Here is the secret: soulful art-making is about waiting for the "images" to come to you (and they will) and engaging them, co-creating with them. Soulful art-making is about letting go of the notion that you control the process. You need to be open to what is emerging in the moment and working with that. The "images" that come will arise from "soul" (which may mean different things to different people: psyche, spirit, cosmos, or parts unknown). I'm not the one to explain what "soul" is, but I have experienced the process I describe, and so can you. Others here have mentioned being "in the groove" or "going with the flow"; that is another way of describing it."
mr so&so: I had no idea such a thing was out there. I can add, at least the way I do my music, that I become the song. I see, smell, taste it. I am not a co creator, only a vehicle for the spirits to use my voice and instruments. I am a spectator to the process that is also a part of it- hard to explain it is because it is a feeling of being one with myself and with the spirit of the song. I feel the heat if it is taking place in a hot climate. I feel the worry if it is a guy on death row. I feel the shame if it is a junkie that just stole from his mother. I feel the rage if it is a young kid with no hope. I feel the death if it is a suicide. I feel the love, and anything that is in the song. I feel the rain, the smells, the vibes of the place it is taking place in- ex- the cold streets of NYC or the peacefulness of a rural setting. Some songs are current and some take me back hundreds of years. It is fascinating to be a time traveler and never leave my studio. This makes doing gigs not very interesting anymore unless they are really good ones where the audience will join me and the sound system a real good one.
I walk into that song, like Gumby use to walk into books. That always fascinated me as kid. I have done rehearsed music and it never has taken me to such places. That is why I am hooked on Spontobeat and have no interest in thinking out my music in advance. Maybe I should start having Spontobeat clinics. People would have to be willing to go wherever the song takes them. It could be pure joy to pure hell, all in one song. When I play with a band they often say the watch me as a spectator much like I do with the spirit of the song, only they are once removed. Walter
This excited me. I am going out to my studio to make some music!
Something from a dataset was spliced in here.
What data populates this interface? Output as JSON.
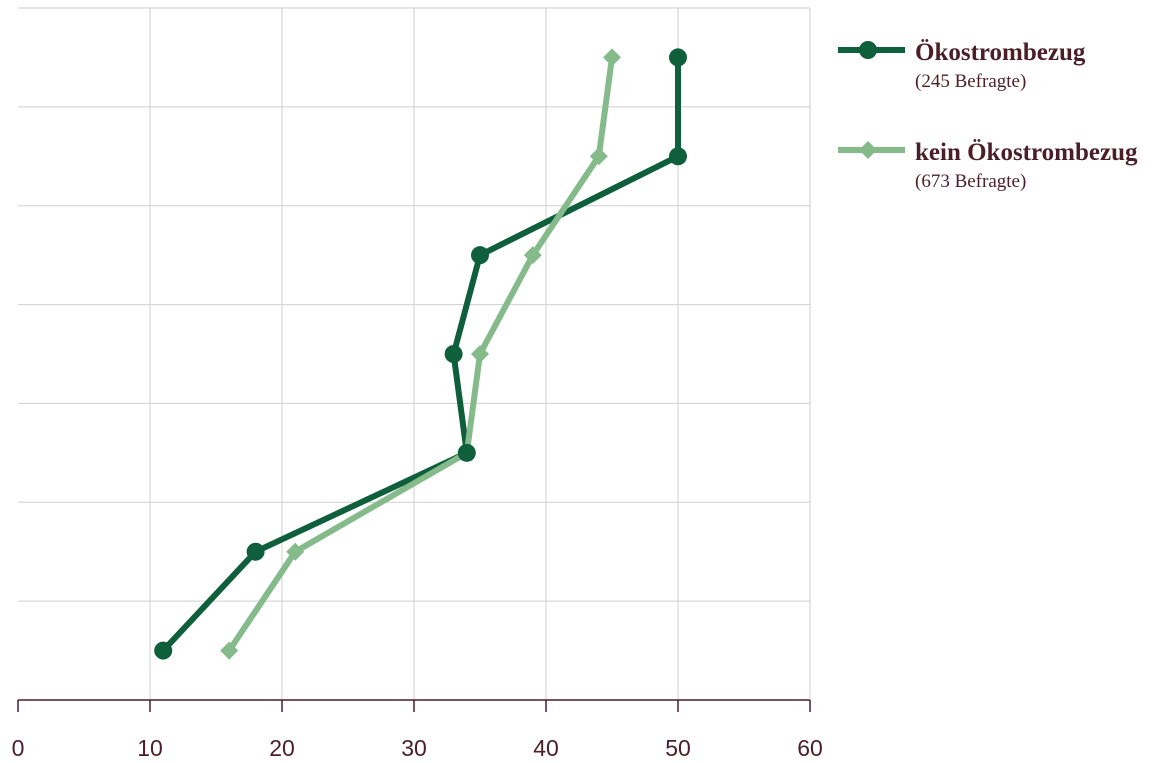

---------- walter tore's spontobeat - a real one man band and over 1 million spontaneously created songs and growing. I record about 300 full length cds a year. " life is a daring adventure or nothing at all" - helen keller
Hey guys, I stumbled on this video from Jason Ricci. Very interesting points made about "how to play melodically" by not limiting oneself to just the blues scale. I thought of this thread when I watched it.
By the way, hello to all. I'm quite new to the forum but check it almost religiously. Such great content and contributors...and community.